The Battle of Eniwetok, 1944

Part of America's "island hopping" strategy in the Pacific was the invasion of Eniwetok* Atoll in the Marshall Islands. That attack, known as "Operation Catchpole," began on this date in 1944. It occurred during a simultaneous operation against the Japanese naval and air base at Truk Atoll, 670 miles southwest, on the 16th-17th.

Following up on the success in the Battle of Kwajalein, the Americans set their sights on an airfield and harbor from which to launch attacks on Japanese strongholds in the Mariana Islands further north. The capture of the Eniwetok atoll would provide just what the Allies needed.

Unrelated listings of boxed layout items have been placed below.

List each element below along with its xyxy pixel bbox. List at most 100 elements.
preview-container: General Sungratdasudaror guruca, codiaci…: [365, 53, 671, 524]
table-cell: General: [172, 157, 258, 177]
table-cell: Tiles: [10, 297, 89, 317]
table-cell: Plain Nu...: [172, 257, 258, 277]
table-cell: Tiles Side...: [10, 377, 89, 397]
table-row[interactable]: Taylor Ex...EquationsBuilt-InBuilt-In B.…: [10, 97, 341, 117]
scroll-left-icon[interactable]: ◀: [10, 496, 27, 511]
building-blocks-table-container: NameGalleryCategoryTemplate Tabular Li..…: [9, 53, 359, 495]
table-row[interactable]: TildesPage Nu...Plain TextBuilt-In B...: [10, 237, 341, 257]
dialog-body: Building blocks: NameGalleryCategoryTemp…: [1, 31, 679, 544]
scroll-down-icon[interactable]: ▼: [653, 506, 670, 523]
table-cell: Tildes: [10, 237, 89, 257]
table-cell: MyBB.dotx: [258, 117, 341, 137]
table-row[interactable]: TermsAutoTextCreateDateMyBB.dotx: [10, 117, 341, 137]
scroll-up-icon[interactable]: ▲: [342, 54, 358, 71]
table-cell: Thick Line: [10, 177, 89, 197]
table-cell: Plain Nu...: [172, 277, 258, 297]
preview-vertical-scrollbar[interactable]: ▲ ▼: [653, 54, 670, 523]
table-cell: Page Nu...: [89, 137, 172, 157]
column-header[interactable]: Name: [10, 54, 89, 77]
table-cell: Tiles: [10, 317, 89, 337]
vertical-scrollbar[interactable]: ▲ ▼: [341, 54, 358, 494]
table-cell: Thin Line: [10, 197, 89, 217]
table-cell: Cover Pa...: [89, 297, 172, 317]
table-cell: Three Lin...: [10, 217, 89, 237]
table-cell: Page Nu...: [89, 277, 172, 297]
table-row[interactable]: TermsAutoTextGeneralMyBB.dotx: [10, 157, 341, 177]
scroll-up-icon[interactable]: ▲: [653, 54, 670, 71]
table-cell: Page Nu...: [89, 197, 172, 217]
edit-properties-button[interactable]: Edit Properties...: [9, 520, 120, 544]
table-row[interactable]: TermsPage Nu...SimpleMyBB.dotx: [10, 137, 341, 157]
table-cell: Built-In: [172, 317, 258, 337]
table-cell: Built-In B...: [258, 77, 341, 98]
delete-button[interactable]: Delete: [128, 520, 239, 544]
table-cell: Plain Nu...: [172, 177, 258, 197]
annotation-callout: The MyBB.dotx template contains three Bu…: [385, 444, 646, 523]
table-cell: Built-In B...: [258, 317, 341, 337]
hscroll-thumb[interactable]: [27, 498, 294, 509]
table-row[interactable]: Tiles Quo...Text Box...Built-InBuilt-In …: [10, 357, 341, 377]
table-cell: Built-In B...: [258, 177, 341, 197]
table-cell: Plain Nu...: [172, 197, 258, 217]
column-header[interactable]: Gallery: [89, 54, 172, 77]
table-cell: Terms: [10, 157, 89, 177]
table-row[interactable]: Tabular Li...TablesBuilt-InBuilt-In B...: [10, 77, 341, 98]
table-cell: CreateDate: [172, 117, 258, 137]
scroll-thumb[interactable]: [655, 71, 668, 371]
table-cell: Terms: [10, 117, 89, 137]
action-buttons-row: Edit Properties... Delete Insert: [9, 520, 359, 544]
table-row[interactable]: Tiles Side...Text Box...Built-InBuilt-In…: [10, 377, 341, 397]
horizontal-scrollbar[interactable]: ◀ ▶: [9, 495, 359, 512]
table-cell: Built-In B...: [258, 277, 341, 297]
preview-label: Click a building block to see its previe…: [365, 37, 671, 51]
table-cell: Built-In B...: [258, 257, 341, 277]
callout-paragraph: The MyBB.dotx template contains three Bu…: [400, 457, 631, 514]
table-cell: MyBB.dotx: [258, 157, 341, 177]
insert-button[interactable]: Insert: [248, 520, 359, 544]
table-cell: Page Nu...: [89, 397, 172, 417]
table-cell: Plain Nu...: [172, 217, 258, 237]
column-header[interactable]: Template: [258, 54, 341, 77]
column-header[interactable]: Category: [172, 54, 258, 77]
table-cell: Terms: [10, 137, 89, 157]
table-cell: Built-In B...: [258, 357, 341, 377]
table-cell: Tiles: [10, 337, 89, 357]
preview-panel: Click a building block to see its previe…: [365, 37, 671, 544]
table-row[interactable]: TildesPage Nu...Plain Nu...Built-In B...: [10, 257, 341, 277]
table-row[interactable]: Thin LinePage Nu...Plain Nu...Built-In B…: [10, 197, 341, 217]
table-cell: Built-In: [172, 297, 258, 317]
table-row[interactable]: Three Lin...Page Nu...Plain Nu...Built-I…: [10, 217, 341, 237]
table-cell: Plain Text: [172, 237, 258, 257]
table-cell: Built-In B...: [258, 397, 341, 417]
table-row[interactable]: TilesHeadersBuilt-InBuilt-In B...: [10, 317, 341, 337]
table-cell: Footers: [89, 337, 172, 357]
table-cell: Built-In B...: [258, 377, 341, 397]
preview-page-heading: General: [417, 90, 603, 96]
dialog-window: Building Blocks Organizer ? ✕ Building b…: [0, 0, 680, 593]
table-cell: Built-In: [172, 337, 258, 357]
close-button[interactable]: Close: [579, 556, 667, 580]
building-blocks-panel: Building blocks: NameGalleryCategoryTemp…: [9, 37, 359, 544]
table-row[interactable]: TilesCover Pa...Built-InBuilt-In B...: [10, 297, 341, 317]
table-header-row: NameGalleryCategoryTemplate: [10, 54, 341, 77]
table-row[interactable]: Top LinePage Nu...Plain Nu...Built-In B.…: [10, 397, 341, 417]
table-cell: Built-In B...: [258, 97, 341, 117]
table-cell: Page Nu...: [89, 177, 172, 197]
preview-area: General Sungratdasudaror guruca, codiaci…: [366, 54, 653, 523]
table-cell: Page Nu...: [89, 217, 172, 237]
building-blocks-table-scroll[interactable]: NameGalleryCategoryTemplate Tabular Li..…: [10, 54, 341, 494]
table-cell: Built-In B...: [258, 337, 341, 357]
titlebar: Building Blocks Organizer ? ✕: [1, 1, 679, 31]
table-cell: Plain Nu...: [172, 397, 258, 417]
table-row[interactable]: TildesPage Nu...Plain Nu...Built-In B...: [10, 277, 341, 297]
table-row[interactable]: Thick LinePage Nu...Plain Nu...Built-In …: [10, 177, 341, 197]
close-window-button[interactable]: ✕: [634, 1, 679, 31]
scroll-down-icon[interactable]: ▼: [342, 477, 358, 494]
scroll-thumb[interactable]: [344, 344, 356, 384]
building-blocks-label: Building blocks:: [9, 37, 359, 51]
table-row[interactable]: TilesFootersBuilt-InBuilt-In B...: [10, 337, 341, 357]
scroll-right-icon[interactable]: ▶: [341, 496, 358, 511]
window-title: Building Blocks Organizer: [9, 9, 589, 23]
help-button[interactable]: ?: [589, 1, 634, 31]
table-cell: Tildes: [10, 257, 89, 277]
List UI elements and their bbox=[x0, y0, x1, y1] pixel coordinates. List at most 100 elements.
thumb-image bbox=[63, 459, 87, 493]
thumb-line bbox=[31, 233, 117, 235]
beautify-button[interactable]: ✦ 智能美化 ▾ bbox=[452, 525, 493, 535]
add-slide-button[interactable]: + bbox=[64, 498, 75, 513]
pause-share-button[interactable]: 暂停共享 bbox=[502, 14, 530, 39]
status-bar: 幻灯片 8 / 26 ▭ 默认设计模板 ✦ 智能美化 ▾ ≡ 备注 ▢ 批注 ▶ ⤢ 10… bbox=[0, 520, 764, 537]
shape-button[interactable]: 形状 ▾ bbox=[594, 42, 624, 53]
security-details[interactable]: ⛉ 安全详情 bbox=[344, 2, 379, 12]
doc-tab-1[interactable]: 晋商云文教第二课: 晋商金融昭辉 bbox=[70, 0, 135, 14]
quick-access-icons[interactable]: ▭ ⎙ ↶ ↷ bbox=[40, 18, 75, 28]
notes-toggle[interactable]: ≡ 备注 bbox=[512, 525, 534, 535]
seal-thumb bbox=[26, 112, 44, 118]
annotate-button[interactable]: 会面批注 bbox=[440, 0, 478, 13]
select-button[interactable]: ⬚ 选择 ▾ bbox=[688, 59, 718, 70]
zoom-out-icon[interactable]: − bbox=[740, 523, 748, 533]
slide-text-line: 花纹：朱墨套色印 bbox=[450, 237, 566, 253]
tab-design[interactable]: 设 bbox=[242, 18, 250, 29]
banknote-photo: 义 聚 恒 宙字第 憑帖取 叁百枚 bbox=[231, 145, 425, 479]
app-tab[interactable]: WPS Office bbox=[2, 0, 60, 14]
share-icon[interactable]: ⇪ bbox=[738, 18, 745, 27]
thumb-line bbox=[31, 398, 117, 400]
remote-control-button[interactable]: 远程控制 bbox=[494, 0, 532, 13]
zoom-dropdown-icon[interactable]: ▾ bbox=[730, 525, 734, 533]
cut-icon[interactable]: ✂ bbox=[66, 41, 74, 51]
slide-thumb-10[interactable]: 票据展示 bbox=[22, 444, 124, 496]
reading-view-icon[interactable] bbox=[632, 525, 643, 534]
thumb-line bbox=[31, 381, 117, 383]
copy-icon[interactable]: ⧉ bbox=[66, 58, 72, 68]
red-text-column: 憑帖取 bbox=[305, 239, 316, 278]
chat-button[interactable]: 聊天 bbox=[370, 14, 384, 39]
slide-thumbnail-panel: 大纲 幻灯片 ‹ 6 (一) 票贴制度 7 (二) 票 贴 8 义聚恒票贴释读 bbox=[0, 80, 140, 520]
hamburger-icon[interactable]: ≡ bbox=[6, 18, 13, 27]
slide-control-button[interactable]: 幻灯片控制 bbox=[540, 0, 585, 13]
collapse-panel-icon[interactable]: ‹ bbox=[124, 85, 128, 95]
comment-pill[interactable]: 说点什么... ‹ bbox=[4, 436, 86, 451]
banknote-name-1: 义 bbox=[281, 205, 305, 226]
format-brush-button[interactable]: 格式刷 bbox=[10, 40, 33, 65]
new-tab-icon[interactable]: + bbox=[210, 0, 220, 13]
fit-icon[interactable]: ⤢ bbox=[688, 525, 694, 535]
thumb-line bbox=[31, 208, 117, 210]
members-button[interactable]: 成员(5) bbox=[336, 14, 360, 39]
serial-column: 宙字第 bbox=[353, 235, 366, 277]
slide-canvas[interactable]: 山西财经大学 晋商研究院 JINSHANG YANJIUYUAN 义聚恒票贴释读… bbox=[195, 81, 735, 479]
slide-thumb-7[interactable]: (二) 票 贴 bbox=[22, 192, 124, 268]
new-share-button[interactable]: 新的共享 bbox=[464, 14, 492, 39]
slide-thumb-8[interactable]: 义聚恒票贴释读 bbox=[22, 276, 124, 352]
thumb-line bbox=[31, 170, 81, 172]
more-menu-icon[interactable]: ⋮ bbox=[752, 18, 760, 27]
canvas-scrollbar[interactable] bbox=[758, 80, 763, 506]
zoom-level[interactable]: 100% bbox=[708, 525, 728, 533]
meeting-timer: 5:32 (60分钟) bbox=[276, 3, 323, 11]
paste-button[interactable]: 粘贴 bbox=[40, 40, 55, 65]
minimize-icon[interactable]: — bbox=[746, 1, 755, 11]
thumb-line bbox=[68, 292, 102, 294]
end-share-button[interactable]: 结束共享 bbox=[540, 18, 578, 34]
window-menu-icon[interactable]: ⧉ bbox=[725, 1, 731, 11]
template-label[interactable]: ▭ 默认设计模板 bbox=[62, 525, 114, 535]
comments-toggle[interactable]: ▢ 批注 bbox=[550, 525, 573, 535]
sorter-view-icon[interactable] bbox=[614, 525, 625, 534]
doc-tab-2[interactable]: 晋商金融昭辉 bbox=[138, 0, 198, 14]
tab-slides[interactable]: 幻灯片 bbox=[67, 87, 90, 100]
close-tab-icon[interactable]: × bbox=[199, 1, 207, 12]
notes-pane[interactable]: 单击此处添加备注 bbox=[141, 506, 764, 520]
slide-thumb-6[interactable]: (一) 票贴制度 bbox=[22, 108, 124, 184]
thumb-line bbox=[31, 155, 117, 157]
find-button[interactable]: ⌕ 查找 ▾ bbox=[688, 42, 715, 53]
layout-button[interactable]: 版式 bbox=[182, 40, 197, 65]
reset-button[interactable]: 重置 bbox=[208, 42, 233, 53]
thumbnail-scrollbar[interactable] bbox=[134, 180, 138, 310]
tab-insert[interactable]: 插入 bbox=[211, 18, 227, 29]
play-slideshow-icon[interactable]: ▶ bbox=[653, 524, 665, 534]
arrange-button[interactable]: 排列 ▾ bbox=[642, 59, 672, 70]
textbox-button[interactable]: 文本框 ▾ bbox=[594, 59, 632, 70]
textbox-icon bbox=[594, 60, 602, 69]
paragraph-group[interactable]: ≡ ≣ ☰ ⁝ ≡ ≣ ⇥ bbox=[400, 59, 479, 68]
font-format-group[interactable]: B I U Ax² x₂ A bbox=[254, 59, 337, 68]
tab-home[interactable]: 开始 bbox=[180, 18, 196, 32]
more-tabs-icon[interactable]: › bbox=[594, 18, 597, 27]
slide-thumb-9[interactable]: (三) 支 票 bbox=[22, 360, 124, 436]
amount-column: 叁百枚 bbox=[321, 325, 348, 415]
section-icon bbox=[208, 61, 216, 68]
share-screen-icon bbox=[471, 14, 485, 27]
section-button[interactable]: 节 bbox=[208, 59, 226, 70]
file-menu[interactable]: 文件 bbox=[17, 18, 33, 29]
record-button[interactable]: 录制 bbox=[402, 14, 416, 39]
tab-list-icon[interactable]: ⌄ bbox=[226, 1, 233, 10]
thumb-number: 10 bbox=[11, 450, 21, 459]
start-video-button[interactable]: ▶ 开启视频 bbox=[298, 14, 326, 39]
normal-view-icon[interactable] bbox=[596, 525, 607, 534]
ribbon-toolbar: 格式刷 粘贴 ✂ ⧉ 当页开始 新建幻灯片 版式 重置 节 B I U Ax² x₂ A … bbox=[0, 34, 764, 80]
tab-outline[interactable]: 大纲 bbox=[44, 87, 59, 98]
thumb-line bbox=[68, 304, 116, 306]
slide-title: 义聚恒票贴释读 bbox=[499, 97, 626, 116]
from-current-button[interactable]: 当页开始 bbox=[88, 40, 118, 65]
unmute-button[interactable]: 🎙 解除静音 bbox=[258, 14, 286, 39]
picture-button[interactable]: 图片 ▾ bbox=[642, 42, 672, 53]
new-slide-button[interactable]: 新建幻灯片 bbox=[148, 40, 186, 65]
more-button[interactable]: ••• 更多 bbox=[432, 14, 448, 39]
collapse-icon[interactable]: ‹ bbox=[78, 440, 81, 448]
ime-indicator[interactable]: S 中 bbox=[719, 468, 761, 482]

Like the other atolls in the Marshall Islands, Eniwetok was a harbor surrounded by tiny coral and sand islands. The circumference of the 30-island ring is 64 miles, with a maximum elevation of only 15 feet above sea level. Three entrances provided passage in and out of the lagoon.

Source: Stamford Historical Society, Inc.

The naval bombardment began on the February 17th. The next day, Marines landed on Engebi Island, the larger of the northern islands, taking it in only 6 hours. On the 19th, Army infantry landed on Eniwetok Island in the south. Fighting there was more difficult, and the island was not secured until the 21st. On the 22nd, Marines took neighboring Parry Island. By the following day, the remaining islands were also under American control. In total, the atoll was secured at a cost of 339 Americans killed and missing, and 2,677 Japanese.

Marine assault waves on the well-bombed Engebi Island, February 18, 1944
Source: US Military Challenge

With the capture of Eniwetok Atoll control of the Marshall Islands, which had been in Japanese hands since 1914, passed to the United States. Eniwetok immediately became a major forward operating base for the Navy and an airbase for the Marines. In June 1944, my dad, Frank Dolan, will arrive on his newly commissioned repair ship, USS Hector, to begin 3 1/2 months of repair jobs. Nearly 500 Allied ships could be seen present in the lagoon when Hector arrived.

* In 1974 the official spelling was changed to "Enewetak."